THE INSTITUTE OF CHARTERED ACCOUNTANTS OF INDIA
(Set up by an Act of Parliament)

DISCIPLINARY COMMITTEE (BENCH-III (2024-2025)];
[Constituted under Section 21B of the Chartered Accountants Act, 19491]

ORDER UNDER SECTION 21B(3) OF THE CHARTERED ACCOUNTANTS ACT, 1949 READ WITH RULE 19(1) OF THE CHARTERED ACCOUNTANTS (PROCEDURE OF INVESTIGATIONS OF PROFESSIONAL AND OTHER MISCONDUCT AND CONDUCT OF CASES) RULES, 2007

PR/105/15-DD/111/2015-DC/797/2018

In the matter of:
Shri V. Ganesan, DGM (ARD), Catholic Syrian Bank
Versus
CA P. Ramalingam 

MEMBERS PRESENT:
CA. Charanjot Singh Nanda, Presiding Officer
Smt. Anita Kapur, Government Nominee
Dr. K. Rajeswara Rao, Government Nominee
CA. Sushil Kumar Goyal, Member
CA. Piyush S. Chhajed, Member

The following party was also present:

(i) Advocate, B. Ramana Kumar — Counsel for the Respondent (appeared through video conferencing from his personal location)

Date of Hearing: 25th June 2024

Date of Decision taken: 18th July 2024

Date of Order: 24th October, 2024

1. That vide findings under Rule 18(17) of the Chartered Accountants (Procedure of Investigations of Professional and Other Misconduct and Conduct of Cases) Rules, 2007 dated 10th February 2020, the Disciplinary Committee was, inter-alia, of the opinion that CA. P. Ramalingam (hereinafter referred to as the “Respondent”) was GUILTY of Professional Misconduct falling within the meaning of Item (7) of Part I of the Second Schedule to the Chartered Accountants Act, 1949.

2. The brief facts of the case are that the Respondent had signed the balance sheet alongwith Form 3CB and 3CD in respect of the proprietary firm namely M/s Iswari Spinning Mills, Dindigul (hereinafter referred to as the firm’) for the Financial year 2012-13 on 28.09.2013 and the financials were dated 12.07.2013. The Complainant bank had lent a sum of Rs. 45.80 crores against the hypothecation of stocks/book debts under the C.C. limit. to the firm. Thereafter, the stock audit was conducted by the Complainant bank in the year 2014-15 which reflected the non-existence of stock. On being questioned by the Bank, the Respondent submitted another set of the Financial statements to the Complainant Bank. The Complainant Bank noticed discrepancy in both sets of financial statements.

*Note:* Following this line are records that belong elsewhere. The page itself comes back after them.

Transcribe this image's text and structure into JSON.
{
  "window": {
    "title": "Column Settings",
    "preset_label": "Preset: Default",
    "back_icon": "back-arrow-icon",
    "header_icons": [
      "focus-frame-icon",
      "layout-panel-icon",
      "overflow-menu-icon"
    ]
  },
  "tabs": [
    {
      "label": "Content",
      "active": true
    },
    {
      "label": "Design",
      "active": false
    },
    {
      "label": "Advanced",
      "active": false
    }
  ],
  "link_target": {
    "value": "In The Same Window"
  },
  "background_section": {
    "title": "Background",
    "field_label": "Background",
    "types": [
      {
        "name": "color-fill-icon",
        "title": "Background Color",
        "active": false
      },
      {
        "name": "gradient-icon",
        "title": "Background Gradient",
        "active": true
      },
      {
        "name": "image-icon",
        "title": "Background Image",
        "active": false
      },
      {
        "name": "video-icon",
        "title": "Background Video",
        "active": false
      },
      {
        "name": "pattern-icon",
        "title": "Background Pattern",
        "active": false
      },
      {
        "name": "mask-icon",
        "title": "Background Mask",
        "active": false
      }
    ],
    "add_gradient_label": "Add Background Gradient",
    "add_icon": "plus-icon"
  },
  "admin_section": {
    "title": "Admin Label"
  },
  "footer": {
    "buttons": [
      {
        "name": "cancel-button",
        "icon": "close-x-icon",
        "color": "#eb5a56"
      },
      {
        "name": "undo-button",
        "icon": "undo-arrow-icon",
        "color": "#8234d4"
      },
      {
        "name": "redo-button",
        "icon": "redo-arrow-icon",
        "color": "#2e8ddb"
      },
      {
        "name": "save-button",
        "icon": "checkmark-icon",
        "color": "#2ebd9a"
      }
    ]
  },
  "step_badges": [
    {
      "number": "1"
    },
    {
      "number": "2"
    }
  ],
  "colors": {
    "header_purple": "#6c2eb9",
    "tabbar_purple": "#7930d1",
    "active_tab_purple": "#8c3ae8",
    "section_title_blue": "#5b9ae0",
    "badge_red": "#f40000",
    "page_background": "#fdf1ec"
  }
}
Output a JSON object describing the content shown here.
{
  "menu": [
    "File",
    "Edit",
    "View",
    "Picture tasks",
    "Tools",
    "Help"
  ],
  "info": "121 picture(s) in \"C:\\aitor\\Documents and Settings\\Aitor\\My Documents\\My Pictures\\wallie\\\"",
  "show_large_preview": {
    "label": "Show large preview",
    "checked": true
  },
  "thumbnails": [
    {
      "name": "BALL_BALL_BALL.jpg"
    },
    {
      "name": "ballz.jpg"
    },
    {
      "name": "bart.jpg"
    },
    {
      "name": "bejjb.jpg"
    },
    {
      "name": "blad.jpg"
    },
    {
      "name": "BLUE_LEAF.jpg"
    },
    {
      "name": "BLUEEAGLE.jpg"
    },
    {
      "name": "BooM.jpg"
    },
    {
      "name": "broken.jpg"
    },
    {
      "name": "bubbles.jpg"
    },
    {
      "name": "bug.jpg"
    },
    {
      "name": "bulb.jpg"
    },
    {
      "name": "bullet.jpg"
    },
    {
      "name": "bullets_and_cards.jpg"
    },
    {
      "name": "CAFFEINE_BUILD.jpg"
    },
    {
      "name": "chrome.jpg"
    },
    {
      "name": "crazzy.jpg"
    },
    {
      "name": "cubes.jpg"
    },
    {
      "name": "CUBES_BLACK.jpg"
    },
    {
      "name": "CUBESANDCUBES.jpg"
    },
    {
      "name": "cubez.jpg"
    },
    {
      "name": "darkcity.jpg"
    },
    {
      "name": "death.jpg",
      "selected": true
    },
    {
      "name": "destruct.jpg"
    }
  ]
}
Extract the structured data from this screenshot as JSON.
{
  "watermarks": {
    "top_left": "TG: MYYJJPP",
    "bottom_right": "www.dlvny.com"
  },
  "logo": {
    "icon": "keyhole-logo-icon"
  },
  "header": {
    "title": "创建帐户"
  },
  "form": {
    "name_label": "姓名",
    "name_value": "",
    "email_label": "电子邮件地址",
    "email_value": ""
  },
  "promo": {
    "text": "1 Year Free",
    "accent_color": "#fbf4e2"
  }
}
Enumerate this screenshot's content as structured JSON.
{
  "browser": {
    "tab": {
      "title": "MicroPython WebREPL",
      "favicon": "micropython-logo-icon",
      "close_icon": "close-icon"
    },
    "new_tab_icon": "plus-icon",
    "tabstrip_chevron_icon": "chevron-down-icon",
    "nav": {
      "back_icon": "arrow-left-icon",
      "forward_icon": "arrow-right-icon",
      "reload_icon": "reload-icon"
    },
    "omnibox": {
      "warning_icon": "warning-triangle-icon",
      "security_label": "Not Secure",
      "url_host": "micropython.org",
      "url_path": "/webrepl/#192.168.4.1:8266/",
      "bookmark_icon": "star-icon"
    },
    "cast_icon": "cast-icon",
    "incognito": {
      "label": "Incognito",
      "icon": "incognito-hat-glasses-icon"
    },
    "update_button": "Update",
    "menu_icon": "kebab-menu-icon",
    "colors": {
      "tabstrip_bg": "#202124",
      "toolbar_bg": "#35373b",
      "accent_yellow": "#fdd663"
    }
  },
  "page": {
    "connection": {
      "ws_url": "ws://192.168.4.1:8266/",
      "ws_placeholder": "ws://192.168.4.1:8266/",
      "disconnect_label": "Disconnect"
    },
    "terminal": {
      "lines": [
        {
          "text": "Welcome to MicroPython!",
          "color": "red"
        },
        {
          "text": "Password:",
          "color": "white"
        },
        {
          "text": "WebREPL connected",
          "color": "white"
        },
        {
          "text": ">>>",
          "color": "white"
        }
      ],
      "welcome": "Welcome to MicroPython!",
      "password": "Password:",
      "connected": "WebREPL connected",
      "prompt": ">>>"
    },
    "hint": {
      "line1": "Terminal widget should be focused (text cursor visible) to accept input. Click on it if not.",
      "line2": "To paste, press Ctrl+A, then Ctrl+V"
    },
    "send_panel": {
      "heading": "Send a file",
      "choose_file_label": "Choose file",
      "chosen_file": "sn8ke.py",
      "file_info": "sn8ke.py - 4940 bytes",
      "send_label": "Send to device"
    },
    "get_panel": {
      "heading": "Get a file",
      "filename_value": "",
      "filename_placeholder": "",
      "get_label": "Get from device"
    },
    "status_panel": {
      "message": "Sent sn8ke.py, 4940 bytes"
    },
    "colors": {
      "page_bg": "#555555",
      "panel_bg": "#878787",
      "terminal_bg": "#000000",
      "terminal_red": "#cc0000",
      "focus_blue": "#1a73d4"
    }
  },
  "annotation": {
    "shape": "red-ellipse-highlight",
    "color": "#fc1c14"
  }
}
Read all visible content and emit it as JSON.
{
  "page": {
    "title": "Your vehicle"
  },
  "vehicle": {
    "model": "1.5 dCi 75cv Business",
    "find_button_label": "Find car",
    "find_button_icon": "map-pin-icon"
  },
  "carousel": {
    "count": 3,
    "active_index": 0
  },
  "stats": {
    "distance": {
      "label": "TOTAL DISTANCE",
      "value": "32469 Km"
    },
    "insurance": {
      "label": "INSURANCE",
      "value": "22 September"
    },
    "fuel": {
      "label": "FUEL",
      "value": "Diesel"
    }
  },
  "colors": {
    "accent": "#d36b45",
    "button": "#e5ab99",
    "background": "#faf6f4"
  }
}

3. Accordingly, the Complainant Bank had raised following two charges against the Respondent:

a. The Respondent knowing the fact that stocks did not exist, certified the balance sheet of the firm with inflated stocks that resulted in serious erosion to the Complainant bank’s security value thereby resulting in financial loss to the bank.

b. That the balance sheet submitted to the bank at the time of sanction/renewal i.e. while giving his opinion on 30.09.2013 is different from the one which is submitted to the bank when the Complainant Bank questioned the Respondent after the stock audit.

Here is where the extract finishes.